Le benjamin de l’assemblée, Théo Challande-Nevoret, élu du Printemps marseillais dans le 3° secteur, se place à la gauche de la présidente de séance et devient secrétaire de séance. Les scrutateurs de quatre groupes se mettent en place. Au pied de la tribune devant l’urne transparente.
10 heures : Stéphane Ravier demande la parole. Il lui est rappelé que le vote se fait sans prise de parole, ni explication de vote. La plénière est la suite du vote citoyen et ne doit normalement pas être une séance de discussion. Le sénateur du Rassemblement national n’en a que faire. Les micros des pupitres étant défaillants, un micro sur pied lui est amené par un appariteur. Il s’en empare malgré les maladroites réprobations de la présidente et il proteste parce « qu’on l’empêche de s’exprimer ». De sa voix de stentor, il balance : « Dans cette campagne, où il n’y a pas eu de débat de fond » dit-il, « vous continuez à empêcher les gens de s’exprimer ». Il annonce qu’il va se retirer des trois scrutins pour ne pas « participer à cette mascarade ».
Les neuf membres du Rassemblement national quittent la salle, laissant une assemblée surprise et coite. En sortant le RN change la donne : plus question de soupçonner un Guy Teissier de faire alliance avec le RN, il a disparu. Les discrets dîners du 8e arrondissement, réels ou subliminaux, dénoncés par Lionel Royer-Perreaut (qui a finalement décidé de ne pas se présenter en concurrent de Guy Teissier), s’ils ont eu lieu, ont fait « pschitt ». Le RN sait depuis deux jours qu’il n’arrivera pas à détacher une partie des Républicains pour bousculer l’échiquier et faire oublier la chute de son leader dans le 13/14. Stéphane Ravier se retire de l’hémicycle, mais va hanter les couloirs, pendant toute la journée et trouve toujours un micro ou une caméra pour dénoncer « l’insécurité, la submersion des migrants et les tricheries de la droite phocéenne. »

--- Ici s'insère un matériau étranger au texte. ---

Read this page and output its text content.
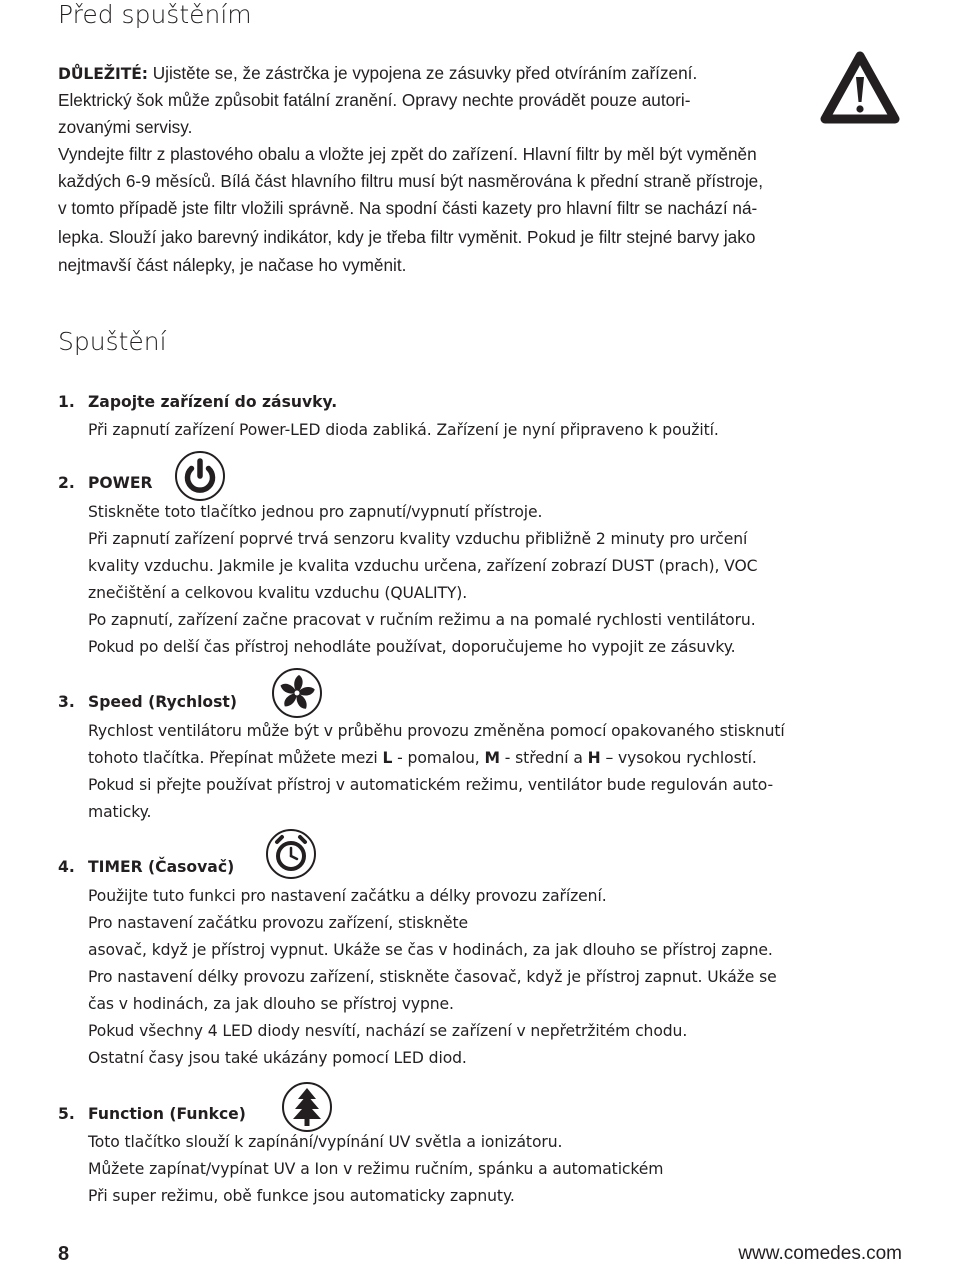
Před spuštěním
DŮLEŽITÉ: Ujistěte se, že zástrčka je vypojena ze zásuvky před otvíráním zařízení.
Elektrický šok může způsobit fatální zranění. Opravy nechte provádět pouze autori-
zovanými servisy.
Vyndejte filtr z plastového obalu a vložte jej zpět do zařízení. Hlavní filtr by měl být vyměněn
každých 6-9 měsíců. Bílá část hlavního filtru musí být nasměrována k přední straně přístroje,
v tomto případě jste filtr vložili správně. Na spodní části kazety pro hlavní filtr se nachází ná-
lepka. Slouží jako barevný indikátor, kdy je třeba filtr vyměnit. Pokud je filtr stejné barvy jako
nejtmavší část nálepky, je načase ho vyměnit.
Spuštění
1. Zapojte zařízení do zásuvky.
Při zapnutí zařízení Power-LED dioda zabliká. Zařízení je nyní připraveno k použití.
2. POWER
Stiskněte toto tlačítko jednou pro zapnutí/vypnutí přístroje.
Při zapnutí zařízení poprvé trvá senzoru kvality vzduchu přibližně 2 minuty pro určení
kvality vzduchu. Jakmile je kvalita vzduchu určena, zařízení zobrazí DUST (prach), VOC
znečištění a celkovou kvalitu vzduchu (QUALITY).
Po zapnutí, zařízení začne pracovat v ručním režimu a na pomalé rychlosti ventilátoru.
Pokud po delší čas přístroj nehodláte používat, doporučujeme ho vypojit ze zásuvky.
3. Speed (Rychlost)
Rychlost ventilátoru může být v průběhu provozu změněna pomocí opakovaného stisknutí
tohoto tlačítka. Přepínat můžete mezi L - pomalou, M - střední a H – vysokou rychlostí.
Pokud si přejte používat přístroj v automatickém režimu, ventilátor bude regulován auto-
maticky.
4. TIMER (Časovač)
Použijte tuto funkci pro nastavení začátku a délky provozu zařízení.
Pro nastavení začátku provozu zařízení, stiskněte
asovač, když je přístroj vypnut. Ukáže se čas v hodinách, za jak dlouho se přístroj zapne.
Pro nastavení délky provozu zařízení, stiskněte časovač, když je přístroj zapnut. Ukáže se
čas v hodinách, za jak dlouho se přístroj vypne.
Pokud všechny 4 LED diody nesvítí, nachází se zařízení v nepřetržitém chodu.
Ostatní časy jsou také ukázány pomocí LED diod.
5. Function (Funkce)
Toto tlačítko slouží k zapínání/vypínání UV světla a ionizátoru.
Můžete zapínat/vypínat UV a Ion v režimu ručním, spánku a automatickém
Při super režimu, obě funkce jsou automaticky zapnuty.
8	www.comedes.com
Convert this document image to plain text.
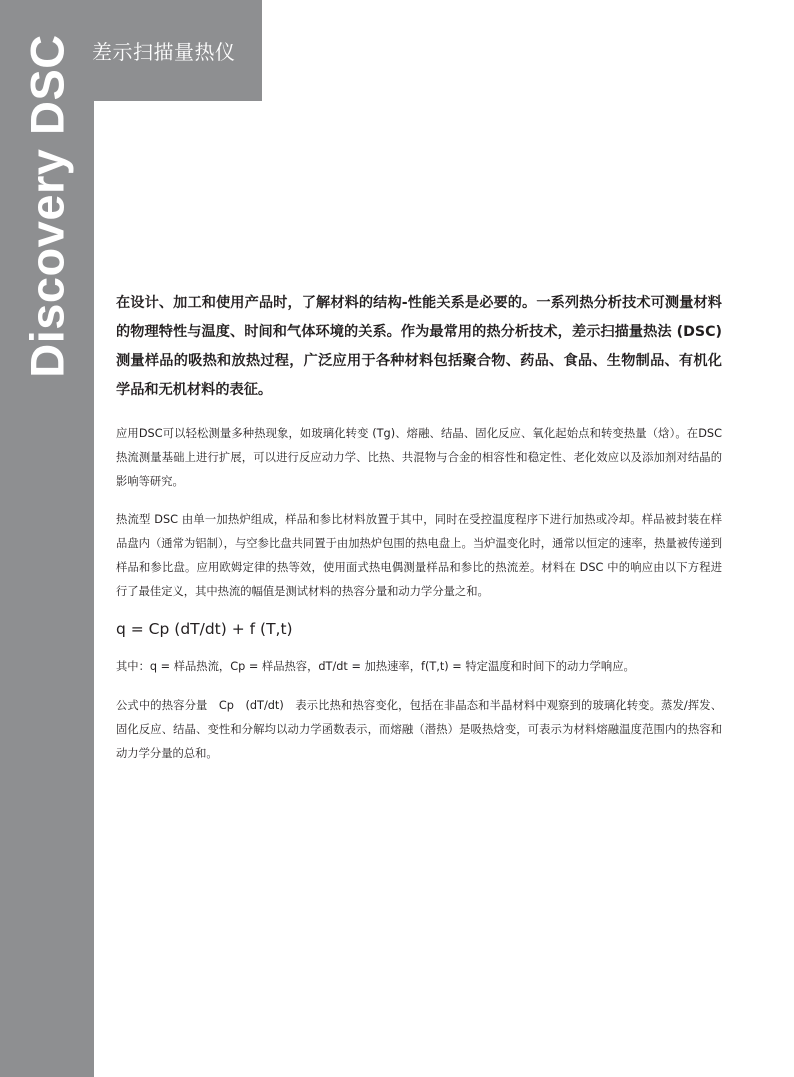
差示扫描量热仪
Discovery DSC	在设计、加工和使用产品时，了解材料的结构-性能关系是必要的。一系列热分析技术可测量材料的物理特性与温度、时间和气体环境的关系。作为最常用的热分析技术，差示扫描量热法 (DSC) 测量样品的吸热和放热过程，广泛应用于各种材料包括聚合物、药品、食品、生物制品、有机化学品和无机材料的表征。

应用DSC可以轻松测量多种热现象，如玻璃化转变 (Tg)、熔融、结晶、固化反应、氧化起始点和转变热量（焓）。在DSC热流测量基础上进行扩展，可以进行反应动力学、比热、共混物与合金的相容性和稳定性、老化效应以及添加剂对结晶的影响等研究。

热流型 DSC 由单一加热炉组成，样品和参比材料放置于其中，同时在受控温度程序下进行加热或冷却。样品被封装在样品盘内（通常为铝制），与空参比盘共同置于由加热炉包围的热电盘上。当炉温变化时，通常以恒定的速率，热量被传递到样品和参比盘。应用欧姆定律的热等效，使用面式热电偶测量样品和参比的热流差。材料在 DSC 中的响应由以下方程进行了最佳定义，其中热流的幅值是测试材料的热容分量和动力学分量之和。

q = Cp (dT/dt) + f (T,t)

其中：q = 样品热流，Cp = 样品热容，dT/dt = 加热速率，f(T,t) = 特定温度和时间下的动力学响应。

公式中的热容分量　Cp　(dT/dt)　表示比热和热容变化，包括在非晶态和半晶材料中观察到的玻璃化转变。蒸发/挥发、固化反应、结晶、变性和分解均以动力学函数表示，而熔融（潜热）是吸热焓变，可表示为材料熔融温度范围内的热容和动力学分量的总和。
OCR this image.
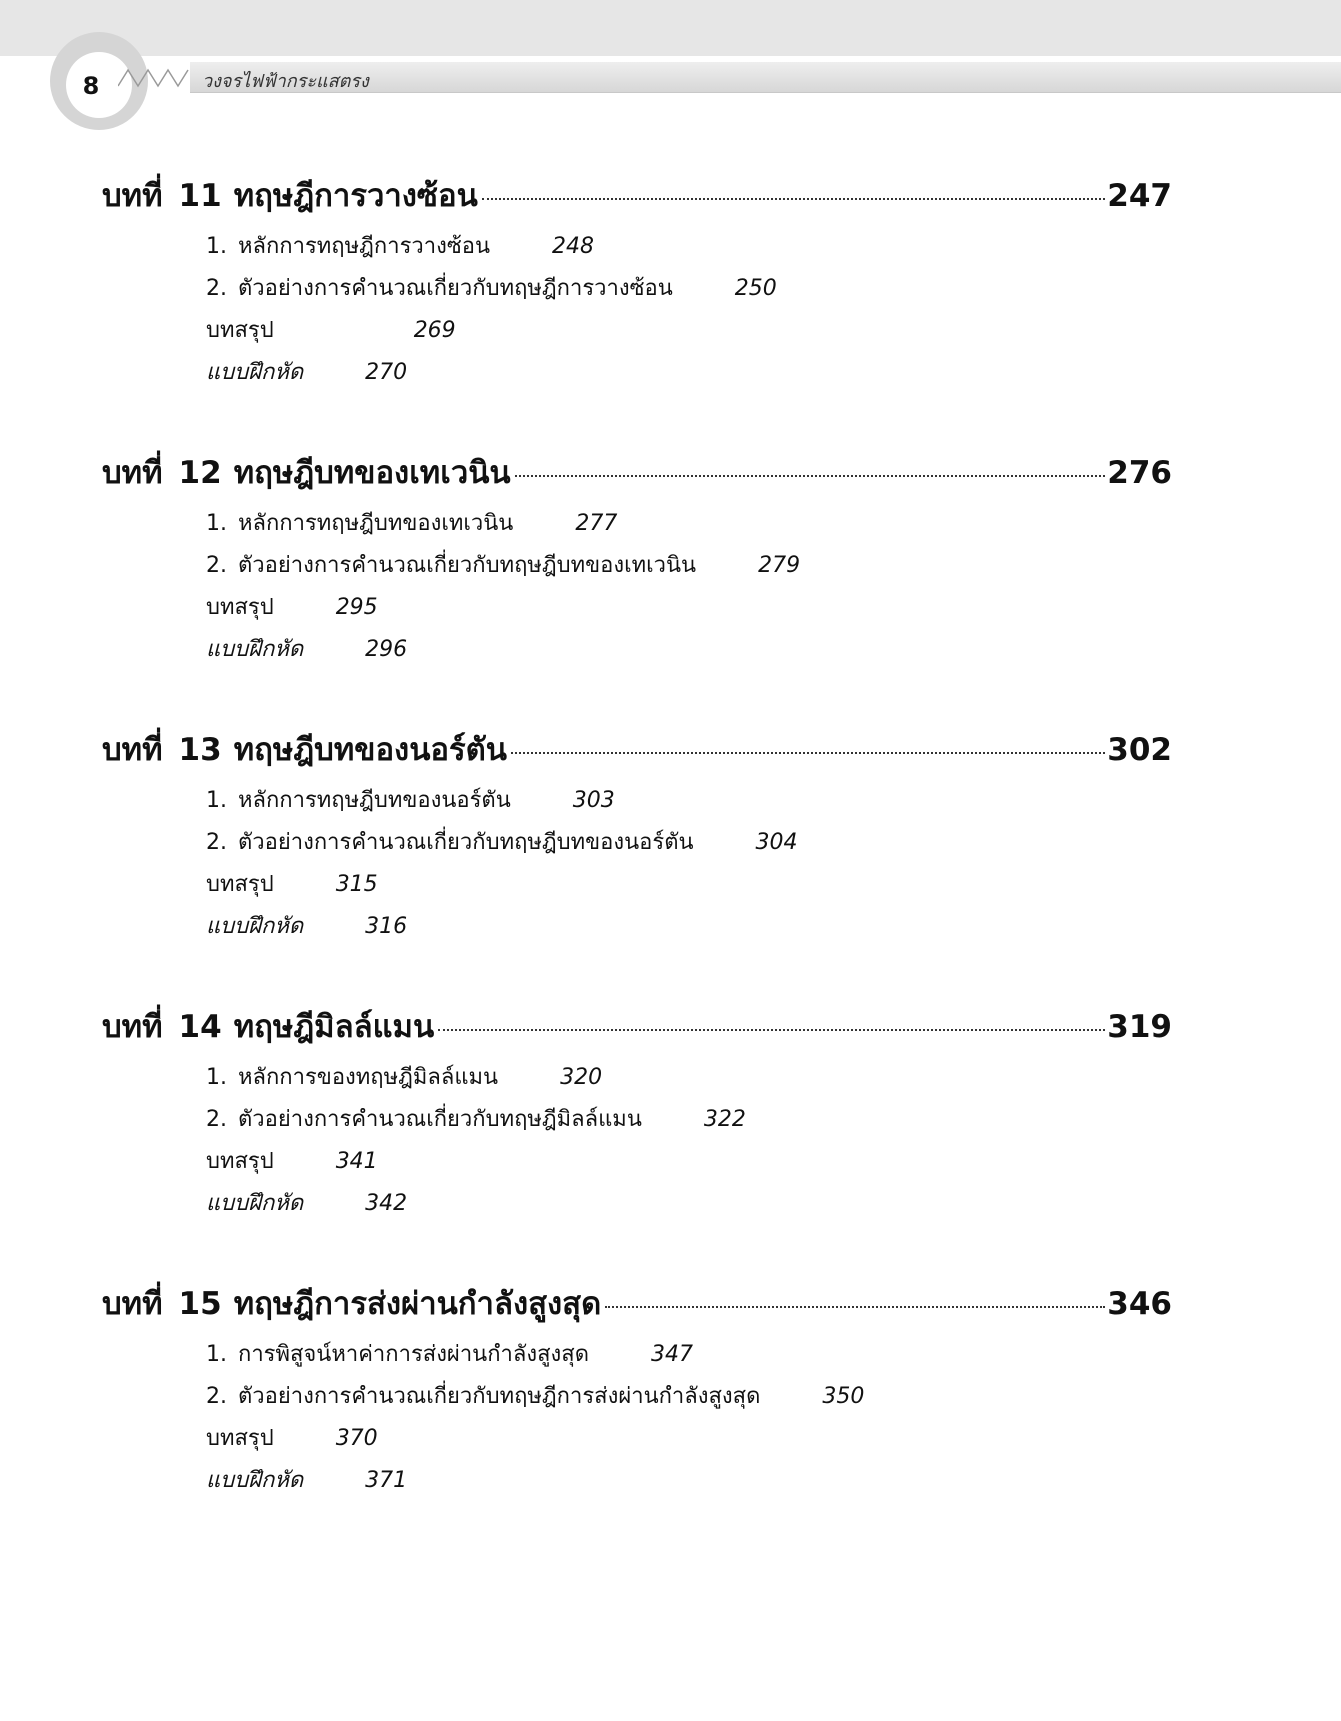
8	วงจรไฟฟ้ากระแสตรง
บทที่ 11 ทฤษฎีการวางซ้อน	247
1. หลักการทฤษฎีการวางซ้อน	248
2. ตัวอย่างการคำนวณเกี่ยวกับทฤษฎีการวางซ้อน	250
บทสรุป	269
แบบฝึกหัด	270
บทที่ 12 ทฤษฎีบทของเทเวนิน	276
1. หลักการทฤษฎีบทของเทเวนิน	277
2. ตัวอย่างการคำนวณเกี่ยวกับทฤษฎีบทของเทเวนิน	279
บทสรุป	295
แบบฝึกหัด	296
บทที่ 13 ทฤษฎีบทของนอร์ตัน	302
1. หลักการทฤษฎีบทของนอร์ตัน	303
2. ตัวอย่างการคำนวณเกี่ยวกับทฤษฎีบทของนอร์ตัน	304
บทสรุป	315
แบบฝึกหัด	316
บทที่ 14 ทฤษฎีมิลล์แมน	319
1. หลักการของทฤษฎีมิลล์แมน	320
2. ตัวอย่างการคำนวณเกี่ยวกับทฤษฎีมิลล์แมน	322
บทสรุป	341
แบบฝึกหัด	342
บทที่ 15 ทฤษฎีการส่งผ่านกำลังสูงสุด	346
1. การพิสูจน์หาค่าการส่งผ่านกำลังสูงสุด	347
2. ตัวอย่างการคำนวณเกี่ยวกับทฤษฎีการส่งผ่านกำลังสูงสุด	350
บทสรุป	370
แบบฝึกหัด	371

La sortie des 9 élus du RN apaise l’assemblée, il n’y a plus de risques de basculement surprise. Et surtout la majorité absolue passe de 51 à 47. Rappelons que la liste Vassal seule dispose de 39 élus, la liste PM de 41, Bruno Gilles de 3 élus ou deux, Samia Ghali 8, ou 9 selon que Lisette Narducci passe de l’un à l’autre. La présidente annonce à la demande du PM et de Samia Ghali, une suspension de séance censée durer 15 minutes.